A lista é imensa, mas seletiva às características ou momentos de ansiedade vividos em cada nação ou região, sendo exemplo a recente decisão popular pela saída do Reino Unido da União Europeia. Por aqui, salvo momentos excepcionais de nossa história recente como o combate à corrupção, a questão da saúde encabeça os quesitos prevalentes de preocupação do brasileiro. E é nos estratos sociais de maior vulnerabilidade que estas estatísticas ganham mais ênfase, pela óbvia tendência que distancia doença e assistência.

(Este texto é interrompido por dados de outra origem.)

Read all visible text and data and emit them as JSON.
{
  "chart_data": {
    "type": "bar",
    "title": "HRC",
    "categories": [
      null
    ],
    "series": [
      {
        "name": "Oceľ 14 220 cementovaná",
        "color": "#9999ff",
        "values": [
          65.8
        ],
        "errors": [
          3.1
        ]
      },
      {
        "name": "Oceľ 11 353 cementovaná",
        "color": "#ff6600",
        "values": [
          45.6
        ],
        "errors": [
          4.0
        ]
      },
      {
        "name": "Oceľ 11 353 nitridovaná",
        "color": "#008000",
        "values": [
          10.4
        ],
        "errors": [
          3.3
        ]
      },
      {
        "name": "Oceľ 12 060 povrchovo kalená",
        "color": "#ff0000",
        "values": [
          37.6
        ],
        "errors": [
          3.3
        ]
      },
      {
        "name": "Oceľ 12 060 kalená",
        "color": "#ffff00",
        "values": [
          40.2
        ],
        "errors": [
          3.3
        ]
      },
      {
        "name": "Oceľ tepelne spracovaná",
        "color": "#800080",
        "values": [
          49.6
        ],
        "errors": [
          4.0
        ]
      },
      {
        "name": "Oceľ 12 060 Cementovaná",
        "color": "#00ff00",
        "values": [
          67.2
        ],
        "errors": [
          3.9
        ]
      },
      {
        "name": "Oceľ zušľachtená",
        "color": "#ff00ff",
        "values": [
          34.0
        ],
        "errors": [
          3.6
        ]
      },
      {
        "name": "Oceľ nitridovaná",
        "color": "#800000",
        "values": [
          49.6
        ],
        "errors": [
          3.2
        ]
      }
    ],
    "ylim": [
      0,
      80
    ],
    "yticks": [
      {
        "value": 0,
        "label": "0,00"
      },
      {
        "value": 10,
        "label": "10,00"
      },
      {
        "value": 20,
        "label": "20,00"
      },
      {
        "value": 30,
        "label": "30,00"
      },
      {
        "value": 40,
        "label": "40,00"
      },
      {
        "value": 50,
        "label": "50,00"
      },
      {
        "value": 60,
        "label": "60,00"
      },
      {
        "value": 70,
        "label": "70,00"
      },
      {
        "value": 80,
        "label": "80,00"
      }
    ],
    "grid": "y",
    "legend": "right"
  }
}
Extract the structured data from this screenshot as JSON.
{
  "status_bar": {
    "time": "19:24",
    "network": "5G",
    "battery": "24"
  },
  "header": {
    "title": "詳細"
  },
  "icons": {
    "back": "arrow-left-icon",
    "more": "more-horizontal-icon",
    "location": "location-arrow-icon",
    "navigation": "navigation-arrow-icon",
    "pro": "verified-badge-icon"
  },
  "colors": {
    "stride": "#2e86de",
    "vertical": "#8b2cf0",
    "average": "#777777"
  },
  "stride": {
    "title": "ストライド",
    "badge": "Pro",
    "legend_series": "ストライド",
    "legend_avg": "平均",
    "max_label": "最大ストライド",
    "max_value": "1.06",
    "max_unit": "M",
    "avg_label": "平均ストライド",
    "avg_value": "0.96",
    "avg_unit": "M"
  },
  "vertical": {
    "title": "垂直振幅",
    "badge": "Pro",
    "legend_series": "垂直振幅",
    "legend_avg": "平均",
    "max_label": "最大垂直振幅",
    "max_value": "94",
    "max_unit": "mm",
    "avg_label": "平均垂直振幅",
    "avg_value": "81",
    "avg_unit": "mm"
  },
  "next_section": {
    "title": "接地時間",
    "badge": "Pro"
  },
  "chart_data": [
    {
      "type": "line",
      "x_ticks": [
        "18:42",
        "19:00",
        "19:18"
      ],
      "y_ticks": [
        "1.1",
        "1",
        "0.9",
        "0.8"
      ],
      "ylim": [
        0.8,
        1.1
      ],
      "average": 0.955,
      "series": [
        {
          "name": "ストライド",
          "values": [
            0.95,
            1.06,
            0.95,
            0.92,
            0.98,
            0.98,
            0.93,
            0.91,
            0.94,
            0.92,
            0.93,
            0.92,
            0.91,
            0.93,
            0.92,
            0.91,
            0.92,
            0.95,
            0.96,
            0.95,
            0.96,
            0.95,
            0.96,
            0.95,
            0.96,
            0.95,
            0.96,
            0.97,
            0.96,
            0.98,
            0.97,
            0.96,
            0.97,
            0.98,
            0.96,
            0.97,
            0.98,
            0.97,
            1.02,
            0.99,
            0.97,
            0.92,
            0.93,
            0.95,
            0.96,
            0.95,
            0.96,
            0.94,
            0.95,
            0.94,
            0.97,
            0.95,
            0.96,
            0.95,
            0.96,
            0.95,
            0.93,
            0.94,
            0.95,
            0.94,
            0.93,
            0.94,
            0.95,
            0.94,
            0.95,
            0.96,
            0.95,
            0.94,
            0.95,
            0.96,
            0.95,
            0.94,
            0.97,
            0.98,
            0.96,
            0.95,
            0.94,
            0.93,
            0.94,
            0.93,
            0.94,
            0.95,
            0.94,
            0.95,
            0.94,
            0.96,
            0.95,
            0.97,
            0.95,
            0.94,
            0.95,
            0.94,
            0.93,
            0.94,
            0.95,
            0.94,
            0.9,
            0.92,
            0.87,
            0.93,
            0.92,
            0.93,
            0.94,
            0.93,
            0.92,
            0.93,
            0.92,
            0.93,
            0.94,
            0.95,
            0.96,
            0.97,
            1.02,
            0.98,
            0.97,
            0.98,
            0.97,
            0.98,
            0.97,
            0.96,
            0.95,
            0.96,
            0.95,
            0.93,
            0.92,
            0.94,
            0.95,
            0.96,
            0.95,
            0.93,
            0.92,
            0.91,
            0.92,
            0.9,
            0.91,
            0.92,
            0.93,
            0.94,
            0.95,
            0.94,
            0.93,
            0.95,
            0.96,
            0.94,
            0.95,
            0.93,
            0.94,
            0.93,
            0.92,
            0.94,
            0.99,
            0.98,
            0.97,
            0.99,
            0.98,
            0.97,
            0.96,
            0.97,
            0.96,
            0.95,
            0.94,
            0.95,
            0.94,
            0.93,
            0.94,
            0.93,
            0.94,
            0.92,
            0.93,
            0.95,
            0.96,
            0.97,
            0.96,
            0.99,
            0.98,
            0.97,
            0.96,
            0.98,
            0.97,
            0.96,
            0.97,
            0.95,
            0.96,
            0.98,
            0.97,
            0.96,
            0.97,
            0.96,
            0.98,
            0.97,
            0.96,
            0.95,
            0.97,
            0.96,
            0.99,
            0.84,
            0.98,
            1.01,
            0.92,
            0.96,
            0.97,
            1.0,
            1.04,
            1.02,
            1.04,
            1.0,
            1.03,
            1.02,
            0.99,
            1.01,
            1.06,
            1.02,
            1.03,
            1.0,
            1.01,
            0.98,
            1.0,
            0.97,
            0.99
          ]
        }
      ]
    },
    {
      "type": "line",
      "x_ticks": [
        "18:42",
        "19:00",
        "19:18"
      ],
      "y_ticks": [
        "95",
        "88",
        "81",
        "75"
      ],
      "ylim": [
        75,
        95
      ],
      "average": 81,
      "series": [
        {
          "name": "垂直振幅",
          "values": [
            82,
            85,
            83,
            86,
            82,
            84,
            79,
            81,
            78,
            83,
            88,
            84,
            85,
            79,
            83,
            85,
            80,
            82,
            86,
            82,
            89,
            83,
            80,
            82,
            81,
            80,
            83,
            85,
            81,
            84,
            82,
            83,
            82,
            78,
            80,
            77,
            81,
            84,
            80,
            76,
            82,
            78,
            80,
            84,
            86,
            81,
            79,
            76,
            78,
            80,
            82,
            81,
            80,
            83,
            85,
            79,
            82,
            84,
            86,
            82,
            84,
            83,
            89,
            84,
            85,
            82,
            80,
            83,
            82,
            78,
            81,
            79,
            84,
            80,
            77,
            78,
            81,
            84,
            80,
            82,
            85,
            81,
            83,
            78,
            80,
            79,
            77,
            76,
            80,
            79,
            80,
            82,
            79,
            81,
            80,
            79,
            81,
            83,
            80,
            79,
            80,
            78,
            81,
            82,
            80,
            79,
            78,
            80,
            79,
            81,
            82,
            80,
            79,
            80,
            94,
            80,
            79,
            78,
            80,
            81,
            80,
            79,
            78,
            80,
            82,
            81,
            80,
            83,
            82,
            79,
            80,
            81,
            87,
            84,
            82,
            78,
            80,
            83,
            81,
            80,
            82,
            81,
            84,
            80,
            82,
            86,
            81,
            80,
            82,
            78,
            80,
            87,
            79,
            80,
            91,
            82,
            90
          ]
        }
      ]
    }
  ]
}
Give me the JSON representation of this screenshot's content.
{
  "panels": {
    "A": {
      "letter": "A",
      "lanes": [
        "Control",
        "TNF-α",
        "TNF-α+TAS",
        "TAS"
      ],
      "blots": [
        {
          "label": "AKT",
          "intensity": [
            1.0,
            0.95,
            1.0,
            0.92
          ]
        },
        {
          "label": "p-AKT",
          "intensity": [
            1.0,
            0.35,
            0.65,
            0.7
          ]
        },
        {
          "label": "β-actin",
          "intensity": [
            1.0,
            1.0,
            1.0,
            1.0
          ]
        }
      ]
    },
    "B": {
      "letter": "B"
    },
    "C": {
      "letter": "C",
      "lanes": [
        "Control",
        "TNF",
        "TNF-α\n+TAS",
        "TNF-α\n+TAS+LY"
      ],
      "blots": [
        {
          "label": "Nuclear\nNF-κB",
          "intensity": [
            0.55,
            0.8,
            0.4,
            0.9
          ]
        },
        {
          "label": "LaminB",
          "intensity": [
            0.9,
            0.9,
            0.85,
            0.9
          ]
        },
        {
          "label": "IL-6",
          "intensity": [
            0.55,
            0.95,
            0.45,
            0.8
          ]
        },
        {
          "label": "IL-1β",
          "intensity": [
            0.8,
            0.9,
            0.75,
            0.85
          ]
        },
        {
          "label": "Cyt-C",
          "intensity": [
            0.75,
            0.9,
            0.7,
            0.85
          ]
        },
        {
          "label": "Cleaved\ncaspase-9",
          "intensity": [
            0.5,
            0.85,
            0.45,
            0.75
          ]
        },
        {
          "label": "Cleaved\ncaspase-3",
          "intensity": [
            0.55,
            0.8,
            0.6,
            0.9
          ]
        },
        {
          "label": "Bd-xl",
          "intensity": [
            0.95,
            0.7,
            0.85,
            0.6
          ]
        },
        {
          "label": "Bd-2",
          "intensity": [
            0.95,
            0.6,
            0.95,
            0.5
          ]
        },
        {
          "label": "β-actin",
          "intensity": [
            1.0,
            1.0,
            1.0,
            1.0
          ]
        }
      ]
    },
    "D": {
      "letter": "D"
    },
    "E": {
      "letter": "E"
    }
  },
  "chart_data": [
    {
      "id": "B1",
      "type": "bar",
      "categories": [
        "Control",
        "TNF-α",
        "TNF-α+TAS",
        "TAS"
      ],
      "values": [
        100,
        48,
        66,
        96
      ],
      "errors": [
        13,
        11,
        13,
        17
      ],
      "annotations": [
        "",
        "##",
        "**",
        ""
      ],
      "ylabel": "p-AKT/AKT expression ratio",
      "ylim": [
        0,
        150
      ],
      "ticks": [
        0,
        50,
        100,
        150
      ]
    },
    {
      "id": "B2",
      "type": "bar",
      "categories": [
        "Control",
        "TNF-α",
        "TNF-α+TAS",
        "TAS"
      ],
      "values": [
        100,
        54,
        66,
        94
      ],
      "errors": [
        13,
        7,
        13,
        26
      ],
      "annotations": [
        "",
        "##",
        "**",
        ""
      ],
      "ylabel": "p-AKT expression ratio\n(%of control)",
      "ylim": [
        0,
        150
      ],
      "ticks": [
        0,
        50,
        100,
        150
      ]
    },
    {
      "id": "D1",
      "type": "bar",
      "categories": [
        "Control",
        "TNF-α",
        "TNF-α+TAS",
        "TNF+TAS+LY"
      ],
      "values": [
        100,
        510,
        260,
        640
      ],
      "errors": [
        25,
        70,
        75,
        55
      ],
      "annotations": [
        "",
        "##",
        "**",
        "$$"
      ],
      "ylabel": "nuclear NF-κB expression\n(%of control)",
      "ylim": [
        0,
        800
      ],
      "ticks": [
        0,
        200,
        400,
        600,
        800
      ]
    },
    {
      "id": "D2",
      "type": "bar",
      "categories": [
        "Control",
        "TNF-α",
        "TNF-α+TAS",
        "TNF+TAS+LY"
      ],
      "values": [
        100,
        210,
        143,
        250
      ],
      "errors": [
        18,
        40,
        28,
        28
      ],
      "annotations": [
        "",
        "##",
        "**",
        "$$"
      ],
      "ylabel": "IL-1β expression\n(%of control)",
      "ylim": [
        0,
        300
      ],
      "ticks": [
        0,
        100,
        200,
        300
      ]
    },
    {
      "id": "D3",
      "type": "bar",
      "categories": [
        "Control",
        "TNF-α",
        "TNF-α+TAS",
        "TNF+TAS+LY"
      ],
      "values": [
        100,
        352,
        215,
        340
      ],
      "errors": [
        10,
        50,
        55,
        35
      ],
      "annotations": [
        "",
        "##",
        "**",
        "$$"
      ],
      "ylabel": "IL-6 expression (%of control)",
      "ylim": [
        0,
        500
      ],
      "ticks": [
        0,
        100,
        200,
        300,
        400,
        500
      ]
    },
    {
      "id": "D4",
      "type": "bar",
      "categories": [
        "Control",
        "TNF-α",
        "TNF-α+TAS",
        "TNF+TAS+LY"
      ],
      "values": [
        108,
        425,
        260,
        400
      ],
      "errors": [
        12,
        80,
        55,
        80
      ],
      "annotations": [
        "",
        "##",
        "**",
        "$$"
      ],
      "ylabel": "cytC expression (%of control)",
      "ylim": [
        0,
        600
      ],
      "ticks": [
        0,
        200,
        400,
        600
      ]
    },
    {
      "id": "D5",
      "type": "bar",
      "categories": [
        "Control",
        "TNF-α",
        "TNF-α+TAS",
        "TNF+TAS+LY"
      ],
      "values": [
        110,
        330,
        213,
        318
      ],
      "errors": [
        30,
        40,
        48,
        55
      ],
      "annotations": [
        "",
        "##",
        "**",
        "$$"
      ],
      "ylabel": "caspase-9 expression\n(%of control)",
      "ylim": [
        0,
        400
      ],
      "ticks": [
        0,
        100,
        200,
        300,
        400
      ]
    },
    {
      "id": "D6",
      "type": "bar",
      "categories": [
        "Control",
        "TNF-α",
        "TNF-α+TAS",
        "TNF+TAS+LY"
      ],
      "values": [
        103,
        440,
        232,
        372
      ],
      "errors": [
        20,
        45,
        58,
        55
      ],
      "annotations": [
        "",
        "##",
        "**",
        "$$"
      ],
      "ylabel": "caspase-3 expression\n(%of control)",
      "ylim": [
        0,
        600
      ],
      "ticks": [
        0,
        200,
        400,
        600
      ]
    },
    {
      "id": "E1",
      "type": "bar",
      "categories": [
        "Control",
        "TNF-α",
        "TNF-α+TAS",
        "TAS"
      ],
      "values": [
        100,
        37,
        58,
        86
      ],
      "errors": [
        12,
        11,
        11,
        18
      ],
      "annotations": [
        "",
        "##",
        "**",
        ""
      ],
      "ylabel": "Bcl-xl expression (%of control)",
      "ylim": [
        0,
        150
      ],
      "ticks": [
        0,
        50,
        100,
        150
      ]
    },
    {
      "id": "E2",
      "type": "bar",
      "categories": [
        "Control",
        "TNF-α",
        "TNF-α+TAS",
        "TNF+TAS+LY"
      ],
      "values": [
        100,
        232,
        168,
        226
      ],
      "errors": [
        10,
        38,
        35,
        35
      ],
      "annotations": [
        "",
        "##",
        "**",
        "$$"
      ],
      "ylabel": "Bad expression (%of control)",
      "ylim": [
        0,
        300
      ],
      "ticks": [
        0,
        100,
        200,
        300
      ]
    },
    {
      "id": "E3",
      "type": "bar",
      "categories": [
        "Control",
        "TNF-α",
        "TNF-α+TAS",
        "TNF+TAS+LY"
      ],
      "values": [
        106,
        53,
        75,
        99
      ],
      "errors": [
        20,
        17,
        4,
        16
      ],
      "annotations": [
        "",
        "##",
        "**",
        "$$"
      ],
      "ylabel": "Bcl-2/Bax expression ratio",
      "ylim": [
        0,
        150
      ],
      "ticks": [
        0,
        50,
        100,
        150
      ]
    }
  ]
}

Ao lado da educação, a saúde precisa ser encarada, de fato, como prioridade

O cenário se construiu ante a desconfiança da sociedade nas políticas públicas. Quase três décadas depois de consagrado o direito cidadão de acesso universal e igualitário às ações e serviços na promoção, proteção e recuperação da saúde, o seu bastião, o SUS, continua patinando pelas fragilidades orçamentárias e de gestão. Até 1988, quando promulgada a atual Constituição, o Brasil tinha seu sistema de assistência gratuita direcionada aos trabalhadores com carteira assinada. Na época, somávamos 144 milhões de habitantes, o que vale dizer que menos da metade da população tinha acesso aos serviços públicos. Pelo formato de financiamento de então, teríamos hoje o equivalente a R$ 170 bilhões, ou seja, R$ 60 bilhões além do orçamento previsto para 2016, agora num sistema universal e com população de 206 milhões.

A contabilidade não pode fechar se há menos recursos e a população foi encorpada em 62 milhões nestes quase 30 anos, a expectativa de vida se elevou e os avanços tecnológicos tornam a atenção à saúde cada vez mais cara, tanto quanto as ações judiciais e novas legislações disputam fatias no orçamento. Isso sem contar que o descaso em educação, em cuidados sanitários e proteção ao meio ambiente se refletem em ônus vultoso à saúde pela proliferação de endemias, epidemias e pandemias.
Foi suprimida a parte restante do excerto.